Speaking of stories, in The Sword of Empiricism lukelea attempts to show "Adam and Eve is not only a true story, allegorically speaking, but that it is also empirically connected to the events to which it refers, in time as well as space, in fact as well as metaphorically".  A great effort, but I remain, as ever, unconvinced.  Actually it isn't so much that I feel the story of Adam and Eve is wrong as that I feel it is unnecessary.

Here's a real sign of the times: the playmobil airport security check-in.  I am not making this up.  [ via Cory Doctorow ]

Another great referral from Cory, London's ghost tube-stations.  A great pictorial investigation of the history of the tube, and the stations and tracks which have been abandoned.  The feeling I get from reading the pages is a tremendous sense of nostalgia and age - and I want to go there.

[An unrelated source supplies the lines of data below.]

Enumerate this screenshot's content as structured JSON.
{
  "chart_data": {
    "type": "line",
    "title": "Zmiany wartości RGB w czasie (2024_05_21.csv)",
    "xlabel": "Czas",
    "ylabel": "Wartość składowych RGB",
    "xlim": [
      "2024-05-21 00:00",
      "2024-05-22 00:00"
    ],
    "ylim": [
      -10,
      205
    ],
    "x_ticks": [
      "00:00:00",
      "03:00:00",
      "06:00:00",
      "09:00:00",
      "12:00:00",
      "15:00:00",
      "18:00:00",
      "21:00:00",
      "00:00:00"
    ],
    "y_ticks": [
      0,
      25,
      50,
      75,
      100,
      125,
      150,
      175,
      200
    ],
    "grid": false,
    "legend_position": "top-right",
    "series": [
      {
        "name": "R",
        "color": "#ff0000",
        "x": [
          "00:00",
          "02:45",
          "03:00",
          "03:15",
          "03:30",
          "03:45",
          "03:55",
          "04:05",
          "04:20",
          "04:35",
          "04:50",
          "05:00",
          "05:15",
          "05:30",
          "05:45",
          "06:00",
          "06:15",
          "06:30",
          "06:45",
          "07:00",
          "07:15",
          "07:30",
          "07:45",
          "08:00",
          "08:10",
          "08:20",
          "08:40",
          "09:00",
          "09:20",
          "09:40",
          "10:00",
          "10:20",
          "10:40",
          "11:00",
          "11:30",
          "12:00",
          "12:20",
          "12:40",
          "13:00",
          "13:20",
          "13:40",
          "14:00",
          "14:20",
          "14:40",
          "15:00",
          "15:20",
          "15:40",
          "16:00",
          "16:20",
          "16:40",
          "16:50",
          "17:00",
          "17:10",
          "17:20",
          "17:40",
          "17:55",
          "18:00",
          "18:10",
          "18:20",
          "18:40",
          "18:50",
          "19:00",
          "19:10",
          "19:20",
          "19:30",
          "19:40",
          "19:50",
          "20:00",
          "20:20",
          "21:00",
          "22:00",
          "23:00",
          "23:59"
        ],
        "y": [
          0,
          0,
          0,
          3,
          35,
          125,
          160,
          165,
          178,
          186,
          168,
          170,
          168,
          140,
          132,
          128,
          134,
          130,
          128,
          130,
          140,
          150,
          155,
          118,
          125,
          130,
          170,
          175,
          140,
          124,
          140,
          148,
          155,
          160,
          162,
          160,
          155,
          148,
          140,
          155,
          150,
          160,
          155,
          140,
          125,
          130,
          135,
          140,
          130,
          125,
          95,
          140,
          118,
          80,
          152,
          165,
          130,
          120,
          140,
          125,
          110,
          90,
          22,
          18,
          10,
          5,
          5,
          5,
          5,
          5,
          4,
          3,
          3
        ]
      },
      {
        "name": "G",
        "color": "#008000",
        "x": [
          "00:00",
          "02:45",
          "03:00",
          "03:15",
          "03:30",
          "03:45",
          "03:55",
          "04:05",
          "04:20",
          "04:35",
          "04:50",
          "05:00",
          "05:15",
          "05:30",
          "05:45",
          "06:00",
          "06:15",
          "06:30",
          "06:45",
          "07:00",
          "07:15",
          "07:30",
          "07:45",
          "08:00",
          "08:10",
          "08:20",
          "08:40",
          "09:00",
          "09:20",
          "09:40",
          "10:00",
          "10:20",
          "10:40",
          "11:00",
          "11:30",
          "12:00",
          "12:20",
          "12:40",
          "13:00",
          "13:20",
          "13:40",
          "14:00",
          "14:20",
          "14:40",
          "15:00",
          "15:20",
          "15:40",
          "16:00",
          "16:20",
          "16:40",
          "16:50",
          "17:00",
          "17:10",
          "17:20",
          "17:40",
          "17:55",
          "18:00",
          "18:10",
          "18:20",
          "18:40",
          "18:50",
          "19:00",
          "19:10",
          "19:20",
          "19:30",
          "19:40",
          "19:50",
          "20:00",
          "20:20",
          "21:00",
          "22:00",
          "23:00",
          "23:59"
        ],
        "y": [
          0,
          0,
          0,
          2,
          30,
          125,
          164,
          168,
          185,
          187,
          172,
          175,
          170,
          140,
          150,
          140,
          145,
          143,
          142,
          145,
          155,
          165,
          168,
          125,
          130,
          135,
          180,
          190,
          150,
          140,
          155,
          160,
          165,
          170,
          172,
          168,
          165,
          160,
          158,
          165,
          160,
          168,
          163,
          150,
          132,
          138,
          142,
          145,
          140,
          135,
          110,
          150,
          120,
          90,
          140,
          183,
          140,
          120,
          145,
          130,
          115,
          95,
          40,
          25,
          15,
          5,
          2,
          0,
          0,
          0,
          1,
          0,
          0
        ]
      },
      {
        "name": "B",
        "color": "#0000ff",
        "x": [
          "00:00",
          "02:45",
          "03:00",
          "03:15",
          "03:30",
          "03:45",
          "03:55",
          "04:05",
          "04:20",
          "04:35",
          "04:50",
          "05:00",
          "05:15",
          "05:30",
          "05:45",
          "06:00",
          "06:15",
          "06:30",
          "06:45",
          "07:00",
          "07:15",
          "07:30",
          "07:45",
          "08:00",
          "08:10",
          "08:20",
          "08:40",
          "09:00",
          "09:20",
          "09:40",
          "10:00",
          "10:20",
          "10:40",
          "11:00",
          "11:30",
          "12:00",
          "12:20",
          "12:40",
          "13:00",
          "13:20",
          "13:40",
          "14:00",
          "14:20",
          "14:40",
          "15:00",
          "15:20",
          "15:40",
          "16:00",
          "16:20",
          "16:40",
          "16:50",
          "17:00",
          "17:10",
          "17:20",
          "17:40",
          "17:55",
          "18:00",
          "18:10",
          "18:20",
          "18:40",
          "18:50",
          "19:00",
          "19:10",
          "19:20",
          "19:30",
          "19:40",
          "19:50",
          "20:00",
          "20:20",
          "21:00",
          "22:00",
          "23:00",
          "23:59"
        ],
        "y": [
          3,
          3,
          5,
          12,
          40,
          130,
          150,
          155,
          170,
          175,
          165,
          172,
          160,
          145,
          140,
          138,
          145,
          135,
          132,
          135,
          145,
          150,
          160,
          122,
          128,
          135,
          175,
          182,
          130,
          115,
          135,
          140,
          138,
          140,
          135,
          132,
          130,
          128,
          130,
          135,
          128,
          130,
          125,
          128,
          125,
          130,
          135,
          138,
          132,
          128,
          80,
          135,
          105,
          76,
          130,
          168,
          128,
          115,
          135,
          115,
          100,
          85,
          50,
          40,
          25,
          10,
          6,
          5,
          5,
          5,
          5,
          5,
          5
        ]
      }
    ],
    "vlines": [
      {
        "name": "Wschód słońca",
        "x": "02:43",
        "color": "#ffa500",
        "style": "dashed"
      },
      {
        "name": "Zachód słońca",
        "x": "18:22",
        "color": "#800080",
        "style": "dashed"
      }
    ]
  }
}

Well, you just knew this was going to happen: Vonage over Cell Phone.  "I called a friend of mine in New York.  20 minute conversation over a data connection.  Fat chance the cellphone company got to see any part of the revenues from that call.  It was a few pennies for Vonage, and a quarter or so for the data connection for 20 minutes."  This is the future.

BusinessWeek reports How Microsoft is Clipping Longhorn.  "To get the already-delayed follow-up to Windows XP out the door by 2006, it has decided to omit some of the most ambitious features."  Among the features being dropped, WinFS, the new database-like filesystem proposed for Longhorn.  Scoble says it isn't so.  But from what I've read, on Channel 9 and elsewhere, it is so.  Or at least, the ambitious version of WinFS originally envisioned will not be present.  Personally I think performance is a part of it; you'll recall I predicted after the PDC last fall that WinFS would be too slow.